Poem originally published in The Weekly Knob on March 31, 2018.
Children don't always comprehend what they see Like big fluffy bunnies laying eggs on TV The adults understand that it's all just a lark A candy advertisement leaving its mark.
The world is so simple when seen through small eyes Experience is needed to truly grow wise And now, here we are, with the premises set to begin this little tale of woe and regret
“Easter is coming! It’s already so near!” Said Mama one day with excitement and cheer “But we have no baskets, no candy, no eggs, and no hopping bunnies on swift little legs!”
“We’ll have to get up at the first light of dawn so the kids will have eggs to hunt on the lawn.” Mama was flustered, that was apparent so afraid was she of the label “BAD PARENT”.
“Don’t worry, my dear, everything will be fine,” said Papa, deploying his commonest line “I’ll pick up the baskets, the candy, the eggs, I’ll even get bunnies on swift little legs.”
“We’ll invite all the parents,” said Mama with glee, “and show them that we have the best family. It'll be one for the ages, a spectacular hunt!” "Don’t invite Rachel, she’s kind of a mess.”

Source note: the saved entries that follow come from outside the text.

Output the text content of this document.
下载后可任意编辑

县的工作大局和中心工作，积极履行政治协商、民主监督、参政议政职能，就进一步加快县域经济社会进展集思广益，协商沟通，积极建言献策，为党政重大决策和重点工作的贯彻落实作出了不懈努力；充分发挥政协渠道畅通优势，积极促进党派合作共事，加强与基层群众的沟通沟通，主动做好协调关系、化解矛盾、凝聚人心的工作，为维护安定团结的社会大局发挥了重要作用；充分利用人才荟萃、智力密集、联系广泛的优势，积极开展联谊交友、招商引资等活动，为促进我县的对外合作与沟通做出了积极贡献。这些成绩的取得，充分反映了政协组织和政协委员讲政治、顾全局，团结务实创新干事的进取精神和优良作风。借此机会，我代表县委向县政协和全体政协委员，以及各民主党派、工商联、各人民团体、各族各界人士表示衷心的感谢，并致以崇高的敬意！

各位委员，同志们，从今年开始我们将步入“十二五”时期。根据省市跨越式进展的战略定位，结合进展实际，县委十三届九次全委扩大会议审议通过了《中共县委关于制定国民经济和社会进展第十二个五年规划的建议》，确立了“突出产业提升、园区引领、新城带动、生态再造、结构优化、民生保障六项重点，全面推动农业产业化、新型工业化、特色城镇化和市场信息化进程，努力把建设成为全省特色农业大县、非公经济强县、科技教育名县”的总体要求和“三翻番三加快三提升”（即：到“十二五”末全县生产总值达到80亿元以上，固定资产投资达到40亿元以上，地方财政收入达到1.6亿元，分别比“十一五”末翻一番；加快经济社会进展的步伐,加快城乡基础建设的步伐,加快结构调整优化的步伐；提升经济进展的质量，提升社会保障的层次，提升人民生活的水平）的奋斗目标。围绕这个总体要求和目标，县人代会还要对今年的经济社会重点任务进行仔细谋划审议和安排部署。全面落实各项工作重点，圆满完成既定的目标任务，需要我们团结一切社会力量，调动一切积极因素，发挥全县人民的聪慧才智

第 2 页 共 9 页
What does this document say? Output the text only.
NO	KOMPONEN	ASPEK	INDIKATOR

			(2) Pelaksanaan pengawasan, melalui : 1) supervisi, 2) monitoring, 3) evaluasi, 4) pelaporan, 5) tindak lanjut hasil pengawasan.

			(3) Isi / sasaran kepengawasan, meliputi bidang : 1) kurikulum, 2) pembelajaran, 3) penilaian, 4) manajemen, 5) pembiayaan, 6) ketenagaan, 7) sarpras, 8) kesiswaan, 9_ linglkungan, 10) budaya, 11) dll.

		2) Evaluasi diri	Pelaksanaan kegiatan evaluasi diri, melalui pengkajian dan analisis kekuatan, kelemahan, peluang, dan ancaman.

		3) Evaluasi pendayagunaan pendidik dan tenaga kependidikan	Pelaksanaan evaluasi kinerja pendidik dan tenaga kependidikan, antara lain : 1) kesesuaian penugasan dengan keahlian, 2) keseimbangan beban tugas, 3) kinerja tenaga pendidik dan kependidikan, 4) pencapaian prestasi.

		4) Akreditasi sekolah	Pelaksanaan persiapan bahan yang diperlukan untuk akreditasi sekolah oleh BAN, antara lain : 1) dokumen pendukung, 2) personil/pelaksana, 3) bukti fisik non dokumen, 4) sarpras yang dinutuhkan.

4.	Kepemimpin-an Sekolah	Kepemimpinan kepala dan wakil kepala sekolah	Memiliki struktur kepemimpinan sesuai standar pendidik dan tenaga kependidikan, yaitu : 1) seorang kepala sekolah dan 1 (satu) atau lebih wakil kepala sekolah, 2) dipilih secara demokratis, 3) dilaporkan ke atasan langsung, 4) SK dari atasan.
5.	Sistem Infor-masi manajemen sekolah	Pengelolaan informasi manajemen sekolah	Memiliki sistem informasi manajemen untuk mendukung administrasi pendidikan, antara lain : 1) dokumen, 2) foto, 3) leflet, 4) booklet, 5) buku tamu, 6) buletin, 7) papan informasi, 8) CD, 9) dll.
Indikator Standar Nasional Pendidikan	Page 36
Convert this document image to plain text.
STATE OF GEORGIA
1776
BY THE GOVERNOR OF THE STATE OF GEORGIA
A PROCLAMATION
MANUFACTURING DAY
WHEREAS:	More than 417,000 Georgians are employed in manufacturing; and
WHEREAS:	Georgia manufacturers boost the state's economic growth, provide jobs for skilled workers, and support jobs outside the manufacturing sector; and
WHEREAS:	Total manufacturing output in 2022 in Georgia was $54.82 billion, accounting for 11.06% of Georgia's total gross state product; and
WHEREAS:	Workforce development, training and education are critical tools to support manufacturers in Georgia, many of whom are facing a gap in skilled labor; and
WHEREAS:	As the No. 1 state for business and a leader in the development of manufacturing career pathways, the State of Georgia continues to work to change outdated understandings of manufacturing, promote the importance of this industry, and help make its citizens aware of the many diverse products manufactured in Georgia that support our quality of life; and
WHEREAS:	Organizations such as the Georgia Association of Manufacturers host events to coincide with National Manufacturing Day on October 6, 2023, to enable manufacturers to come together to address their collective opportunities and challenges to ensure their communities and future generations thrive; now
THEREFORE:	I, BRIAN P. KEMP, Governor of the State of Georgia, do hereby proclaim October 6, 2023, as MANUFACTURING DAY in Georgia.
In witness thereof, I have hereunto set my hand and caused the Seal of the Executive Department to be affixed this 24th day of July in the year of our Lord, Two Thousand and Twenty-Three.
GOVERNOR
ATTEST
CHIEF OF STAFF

The day had arrived, the weather was fair and the laughter of children danced in the air OJ for kids, champagne for adults Joneses, Kincaids, Smithses, and Schultz
The feet of small children now trampled the lawn in search for the eggs all hidden at dawn “It’ll grow back,” Papa thought with a shrug as Mama looked on with a smile most smug.
The baskets, the candy, even the eggs, the rabbits that hopped on their swift little legs. “They’ve done well this year.” Even Rachel approved, she of the famously foul, nasty mood.
“I got one! I got one!” said Emma with pleasure She ran to her parents to show them her treasure A pink plastic egg, all packed up with treats and then off ran Emma on her toddling feets.
It was all just so perfect, something to see Mama knew that this party was fit for TV “They won’t say a thing, they mustn’t, they daren’t! Now everyone will know I’m a really GOOD PARENT!”
“Look what I found!” Joey said with surprise The kids gathered ‘round with wonderous eyes “Just like on TV, some real rabbit eggs! I watched them come out from between its back legs!”
The parents’ brows furrow, their puzzlement plain “What sort of eggs could a rabbit have lain?” Was this a miracle of Easter perhaps? Or was Joey off his meds, and having a lapse?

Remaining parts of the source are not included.